On est surpris, je l’avoue, de rencontrer un tel ilot de naïveté s’agissant d’un sujet où l’ignoble côtoie le tragique. Il est vrai que « jusqu’il y a quelques années, l’impact des abus sexuels commis par un adulte contre une personne mineure n’était pas vraiment compris ». Et il faut se mettre à la place des évêques, ce sont généralement des hommes murs, le temps des branlettes adolescentes dans les dortoirs des séminaires ou des pensions bourgeoises est bien éloigné. Heureusement il y a les victimes de ces divers attouchements cléricaux : « grâce à la rencontre de personnes victimes, les évêques ont pris conscience que l’enfant ou le jeune adulte ainsi atteint avait subi un traumatisme qu’il ne pouvait surmonter qu’aux prix de grandes souffrances » Disons-le tout net : rien ne vaut l’expérience du terrain, le contact avec le terrain : « in solo veritas ».
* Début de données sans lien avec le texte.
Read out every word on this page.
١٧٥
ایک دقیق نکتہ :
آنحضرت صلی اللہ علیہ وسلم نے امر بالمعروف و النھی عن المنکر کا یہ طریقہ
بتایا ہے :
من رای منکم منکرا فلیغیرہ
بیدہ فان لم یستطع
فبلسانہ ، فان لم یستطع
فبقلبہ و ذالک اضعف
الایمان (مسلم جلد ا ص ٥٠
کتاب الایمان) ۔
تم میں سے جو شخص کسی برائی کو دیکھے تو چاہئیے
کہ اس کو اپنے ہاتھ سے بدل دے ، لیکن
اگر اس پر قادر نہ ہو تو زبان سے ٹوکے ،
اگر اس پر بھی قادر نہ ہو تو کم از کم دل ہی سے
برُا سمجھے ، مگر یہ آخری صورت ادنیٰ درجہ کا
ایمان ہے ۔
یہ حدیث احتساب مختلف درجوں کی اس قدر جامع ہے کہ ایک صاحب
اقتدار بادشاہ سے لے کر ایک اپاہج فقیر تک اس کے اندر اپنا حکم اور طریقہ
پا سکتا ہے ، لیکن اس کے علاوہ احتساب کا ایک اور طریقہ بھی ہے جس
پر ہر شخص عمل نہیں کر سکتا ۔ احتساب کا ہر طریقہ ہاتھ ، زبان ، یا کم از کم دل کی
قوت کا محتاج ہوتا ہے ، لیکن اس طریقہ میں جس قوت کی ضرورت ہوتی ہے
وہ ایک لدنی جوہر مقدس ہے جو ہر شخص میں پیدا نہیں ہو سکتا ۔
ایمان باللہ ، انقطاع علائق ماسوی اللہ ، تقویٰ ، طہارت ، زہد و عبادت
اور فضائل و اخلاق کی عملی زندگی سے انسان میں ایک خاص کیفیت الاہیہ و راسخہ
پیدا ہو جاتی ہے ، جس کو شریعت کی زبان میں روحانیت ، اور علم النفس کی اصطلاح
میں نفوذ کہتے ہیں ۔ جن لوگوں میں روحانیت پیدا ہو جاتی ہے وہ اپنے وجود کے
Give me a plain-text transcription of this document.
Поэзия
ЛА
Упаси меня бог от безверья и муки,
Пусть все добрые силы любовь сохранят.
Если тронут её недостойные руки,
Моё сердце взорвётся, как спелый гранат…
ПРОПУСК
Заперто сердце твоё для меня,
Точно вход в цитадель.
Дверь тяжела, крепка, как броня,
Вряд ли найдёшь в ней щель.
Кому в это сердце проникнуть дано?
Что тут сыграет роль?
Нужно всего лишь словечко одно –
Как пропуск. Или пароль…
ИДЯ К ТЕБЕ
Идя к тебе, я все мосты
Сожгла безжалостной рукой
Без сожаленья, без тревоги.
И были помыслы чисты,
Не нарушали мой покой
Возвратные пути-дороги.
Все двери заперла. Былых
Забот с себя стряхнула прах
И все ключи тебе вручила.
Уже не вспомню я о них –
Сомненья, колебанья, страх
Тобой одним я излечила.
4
Comment se faire pardonner , quelle indulgence pour retrouver la paix intérieure ? Un groupe de travail a mis en place un dispositif de reconnaissance des causes de la souffrance. Ce dispositif a été adopté par les évêques. Il prévoit notamment de verser une somme d’argent -à définir- aux victimes identifiées. La ressource financière ad hoc étant à rechercher sachant que l’église est pauvre, comme en témoigne le niveau de vie de la Curie. Je n’insisterai pas sur l’analité de cette démarche qui témoigne du profond désarroi du corps épiscopal et de l’institution dans son ensemble. Encore faudra-t-il que la victime accepte cette somme d’argent unique et forfaitaire dont il est dit qu’elle n’est pas une indemnisation. S’agissant du financement une piste est évoquée qui envisage la possibilité de faire appel aux dons des fidèles sachant, bien sûr, que les pauvres n’ont pas beaucoup d’argent,c’est bien connu, mais qu’ils sont nombreux. L’argent comme viatique pour se faire pardonner hic et nunc . D’autre part, il faut remarquer que cette proposition est tout-à-fait post-moderne et qu’elle s’inscrit de façon claire et explicite dans la ligne néo-libérale en même temps qu’elle permet aux instances dirigeantes de faire financer les indulgences pour les bourreaux.
J’ai conscience, en rédigeant cet édito, de sa coloration clairement anti-cléricale. J ’assume. Mais, franchement, comment ne pas se sentir agressé soi-même par tant de faucuterie . Et à ceux qui s’indigneraient de mon insolence et de mon irrespect vis à vis d’hommes investis d’une mission divine, je me réfugierai derrière l’expertise d’un grand chrétien : « La moquerie est quelque fois plus propre à fire revenir les hommes de leurs égarements et qu’elle est alors dans une action de justice » signé… Blaise Pascal.